Между тем Семен Мелешкевич торопливо шагал по улицам Подола, направляясь к домику Богданы. Войдя в светлицу, он уже застал там Щуку и Богдану. Щука тотчас же сообщил ему, что расспрашивал всех фурманов, подводчиков и даже самого хозяина заезжего двора, но все заявили решительно, что вчера ни ночью, ни перед светом ни одна подвода не была никем нанята и ни одна не выехала со двора до утра.
Богдана сообщила, со своей стороны, что и она сама, и мать ее были опять у двух цехмейстров и трех лавников, близких приятелей Балыки, и оказалось, что не только коней не просил у них войт, но и его самого они не видели уже дней пять.
Эти сообщения привели Семена окончательно в самое мрачное настроение духа.
— Ну, панове, — произнес он угрюмо, — значит, нет в том и сомнения, что коней дал Балыке Ходыка. Значит, всему конец! Ее увезли из Киева, чтобы гвалтовно повенчать с Паньком. Может, уже и повенчали?
— Да успокойся, друже, дело еще не так плохо, как тебе кажется, — прервал его Щука.

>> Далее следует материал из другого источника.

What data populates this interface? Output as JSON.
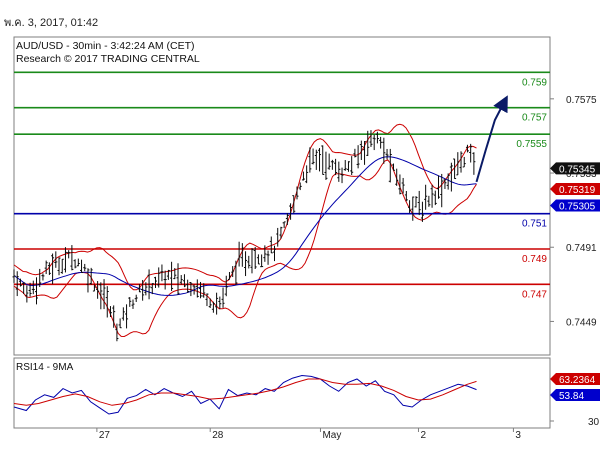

— Нет, друзи мои, оно так плохо, как я и в мыслях своих предполагать не мог, — ответил Семен таким тоном, который заставил и Щуку и Богдану сразу насторожиться.
— Что ж такое? Случилось что-нибудь новое? — произнесли они разом, с беспокойством всматриваясь в бледное, расстроенное лицо Семена.
— Я видел Балыку.
— Ты? Балыку? Когда?
— Сегодня утром.
— Ну и что же?
— А то, что вечером могут на меня надеть дыбы и запереть в Вышнем замке в леху.
И Семен рассказал своим друзьям, что Балыка встретил его очень враждебно и просил не только не напоминать ему про Галю, а не сметь про нее и думать. Но этого мало, он считает серьезно, — на основании имеющихся у него документов и поклепов, — его, Мелешкевича, преступником — злодием и збройцей, ушедшим от заслуженной кары, а потому и требует немедленно доставить магистрату формальные доказательства, что немецкое царство отпустило его на свободу, простив все вины; в противном случае магистрат будет вынужден взять беглеца до вежи, пока не получит сам от нюренбергского магистрата о нем сведения…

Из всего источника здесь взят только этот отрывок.